The principle upon which the trial court acted has been thus expressed in one of our recent cases, Moore v.Ellison, 82 Colo. 478, 261 P. 461, wherein it is said: "Where one of two innocent persons must suffer loss because of the fraudulent act of a third person, the law places the loss upon the one who put it in the power of the third person to commit the fraud." In Stetler v.Winegar, 75 Colo. 500, 226 P. 858, this court approved a decision of our Court of Appeals, in Delta CountyLand Cattle Co. v. Talcott, 17 Colo. App. 316,68 P. 985. We said: "In the Talcott case it was held that a release deed by the private trustee of a trust deed comes within the meaning of our recording act, and where, as in the instant case, after the maturity of the note secured by a deed of trust, the private trustee executes to the owner of the equity a release deed, which is placed on record and which duly recites that it was executed at the request of the payee of the notes and in consideration of their payment in full, and when in fact the notes are not paid and the release is executed without the authority or knowledge of the holder of the notes, as *601 between the holder of the notes and the owner of the equity of redemption, the release is fraudulent and void, yet one who purchases from the owner for value, without notice of the fact that the notes have not been paid, acquires a title free from the lien of the trust deed."
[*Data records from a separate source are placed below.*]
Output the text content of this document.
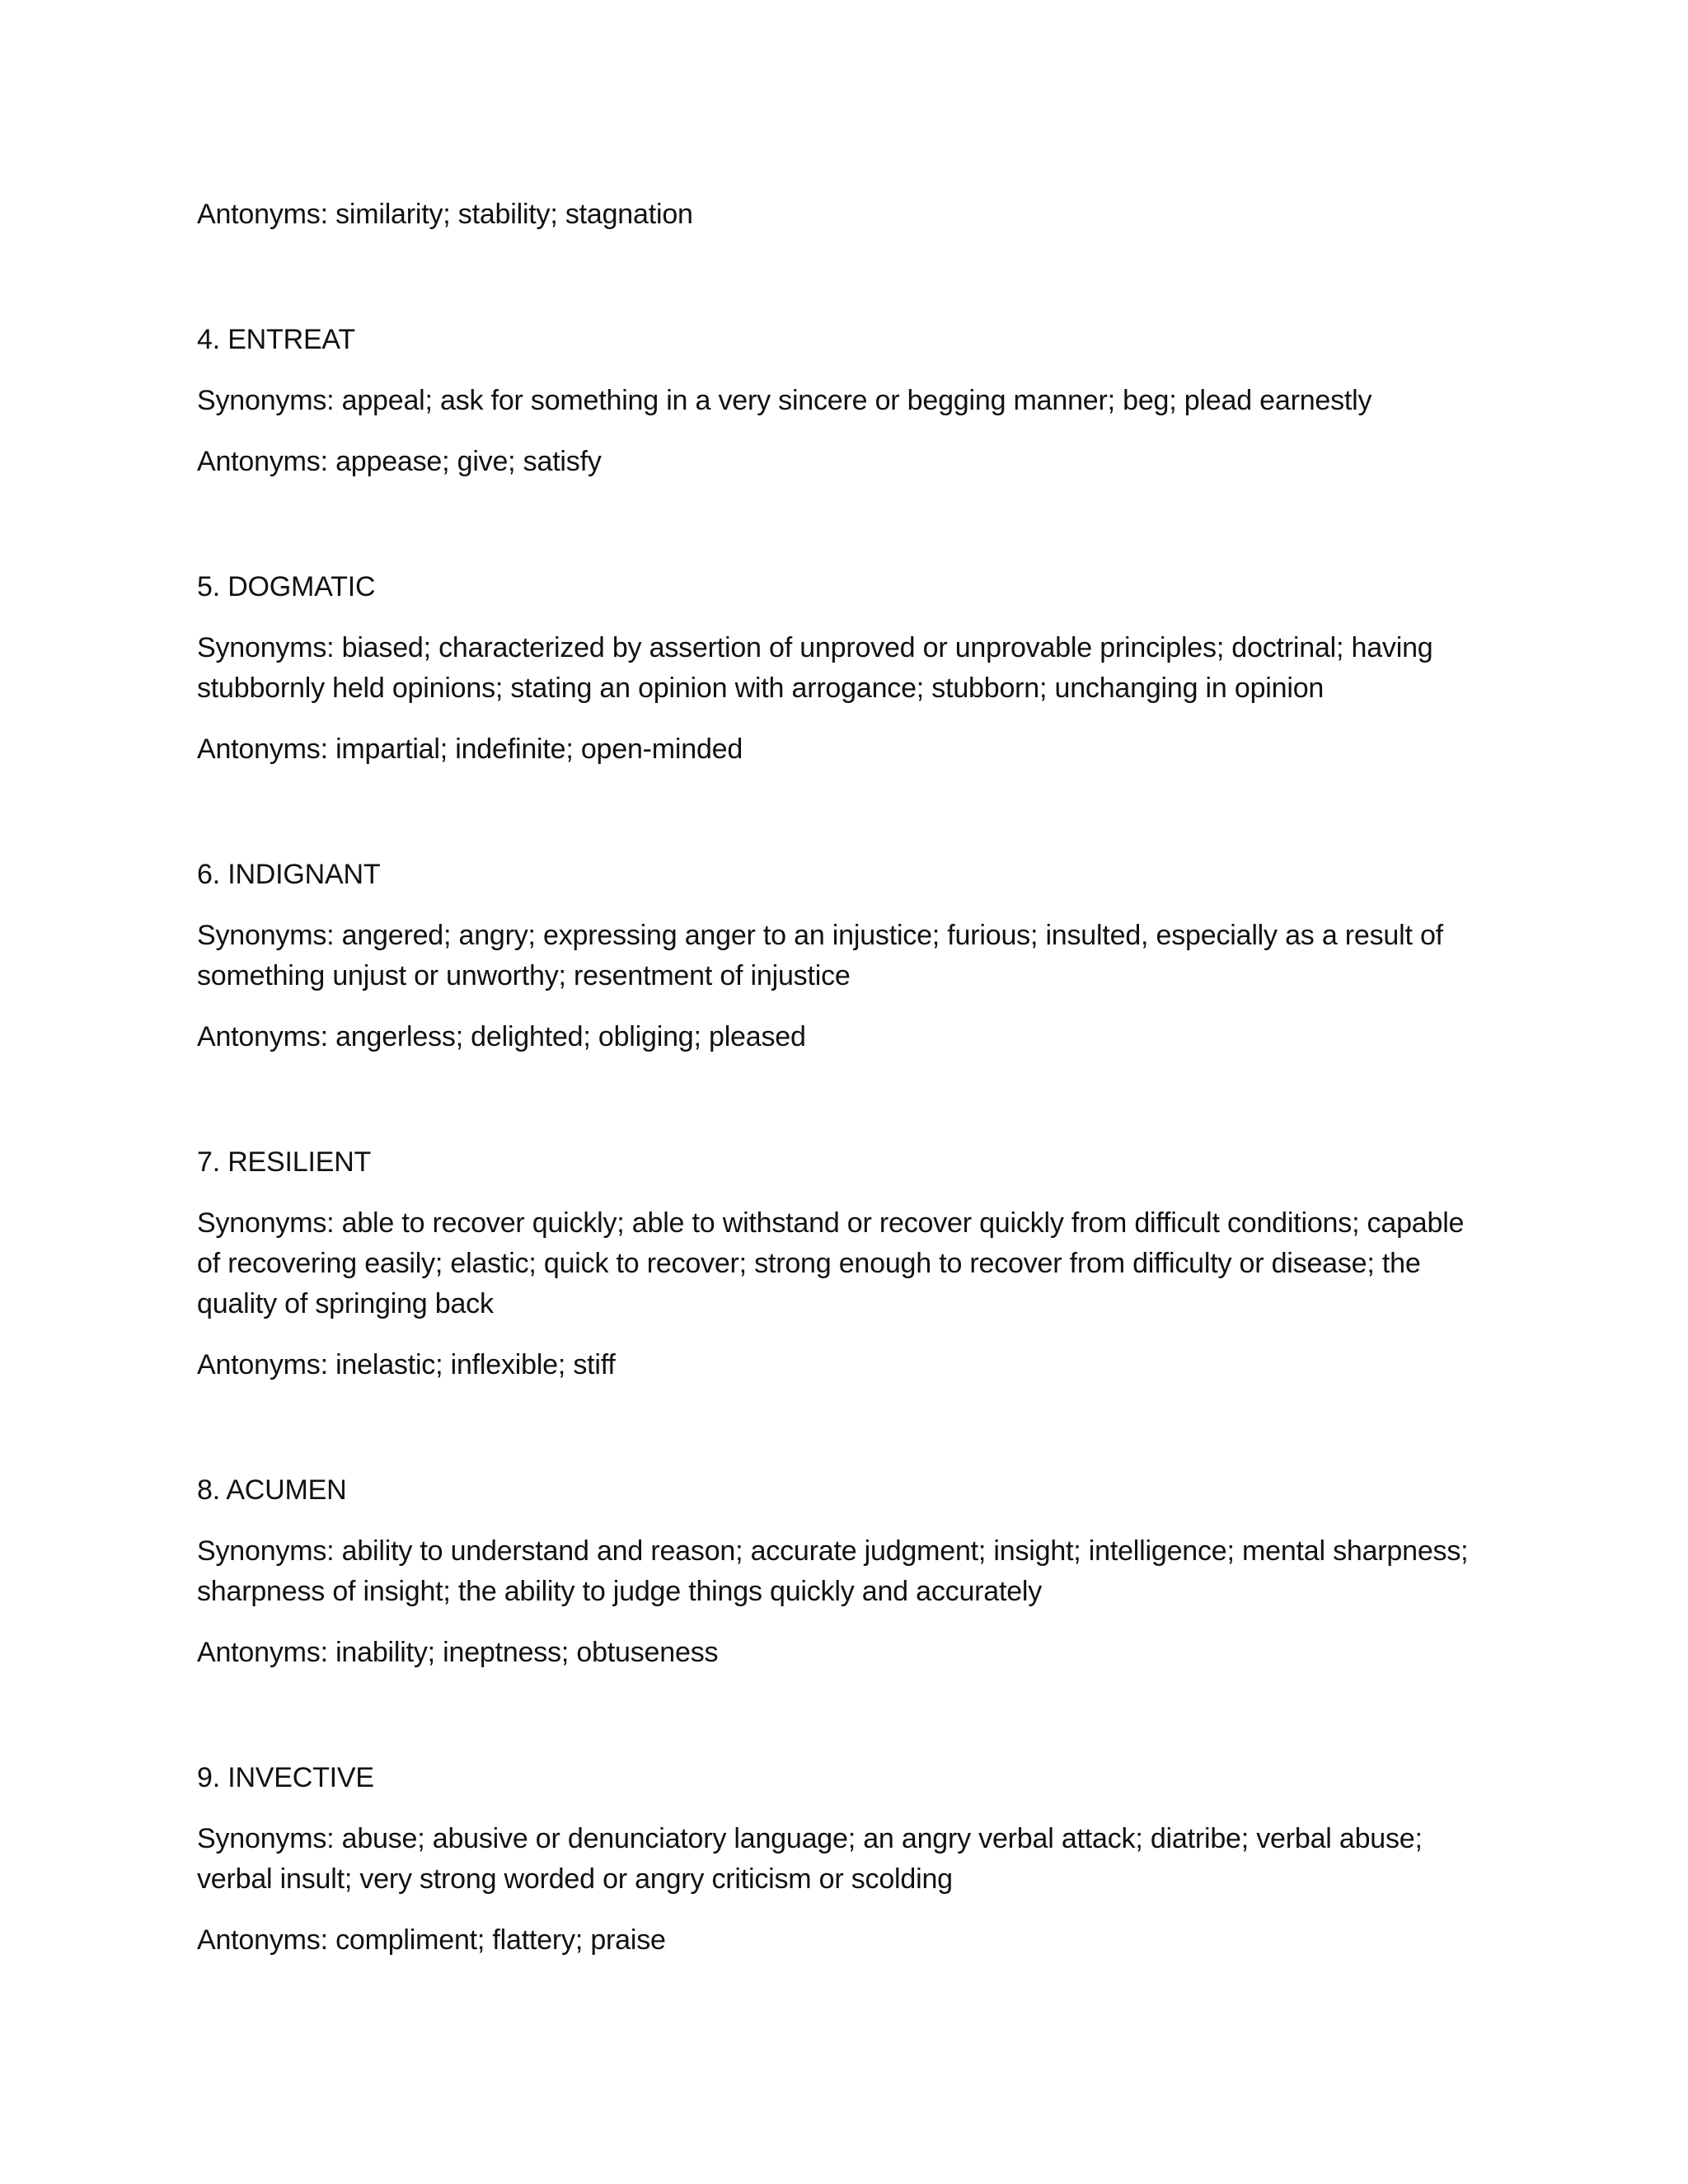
Antonyms: similarity; stability; stagnation

4. ENTREAT

Synonyms: appeal; ask for something in a very sincere or begging manner; beg; plead earnestly

Antonyms: appease; give; satisfy

5. DOGMATIC

Synonyms: biased; characterized by assertion of unproved or unprovable principles; doctrinal; having stubbornly held opinions; stating an opinion with arrogance; stubborn; unchanging in opinion

Antonyms: impartial; indefinite; open-minded

6. INDIGNANT

Synonyms: angered; angry; expressing anger to an injustice; furious; insulted, especially as a result of something unjust or unworthy; resentment of injustice

Antonyms: angerless; delighted; obliging; pleased

7. RESILIENT

Synonyms: able to recover quickly; able to withstand or recover quickly from difficult conditions; capable of recovering easily; elastic; quick to recover; strong enough to recover from difficulty or disease; the quality of springing back

Antonyms: inelastic; inflexible; stiff

8. ACUMEN

Synonyms: ability to understand and reason; accurate judgment; insight; intelligence; mental sharpness; sharpness of insight; the ability to judge things quickly and accurately

Antonyms: inability; ineptness; obtuseness

9. INVECTIVE

Synonyms: abuse; abusive or denunciatory language; an angry verbal attack; diatribe; verbal abuse; verbal insult; very strong worded or angry criticism or scolding

Antonyms: compliment; flattery; praise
Applying that doctrine to the case now before us, we say here when the mortgagee payee sold and assigned to a third person, before maturity the note which the mortgage was intended to secure, and the latter had the opportunity to demand and receive of him at the same time an assignment of the mortgage, which he was entitled to have placed on the public records, as between the immediate parties and subsequent purchasers with actual notice, the assignment of the note was sufficient to carry with it as an incident the securing mortgage. As in the Stetler case the assignee of this mortgage could have demanded a written assignment of the mortgage which he could have filed for record, and, if filed, it would be notice to all the world of his rights as the owner of the notes and the equitable owner of the mortgage, but he did not do so and we hold, since he neglected to avail himself of the permission afforded by the statute, his equity must be held inferior to the rights of the subsequent purchaser of the mortgaged property who relied solely upon the record title. The plaintiff corporation's grantor, through whom it derived its present title, might have taken a written assignment of the mortgage from the Harvey Motor Company and placed it on record, but it did not do so. The defendants here had no knowledge of this transaction, except such constructive notice as the record imparted. The Harvey Motor Company, mortgagee, after it had received title from the mortgagor of this automobile, held both the legal and equitable title. It transferred such title to the grantors of the defendants. The rights of the defendants are, therefore, superior to the rights of the plaintiff. It will be observed that in the Stetler case the rule was applied to a case of mortgage of real estate. The same principle applies to a *602 mortgage of chattel property. Central Trust Co. v.Stepanek, 138 Iowa 131, 115 N.W. 891, 15 L.R.A. (N.S) 1025, 128 Am. St. Rep. 175; Farmer, Thompson Helsell v. Bank of Graettinger, 130 Iowa 469,107 N.W. 170. See also, Bowling v. Cook, 39 Iowa 200;James v. Newman, 147 Iowa 574, 126 N.W. 781.

The judgment was right, and it is therefore affirmed.

MR. CHIEF JUSTICE BURKE, MR. JUSTICE ADAMS and MR. JUSTICE BUTLER concur.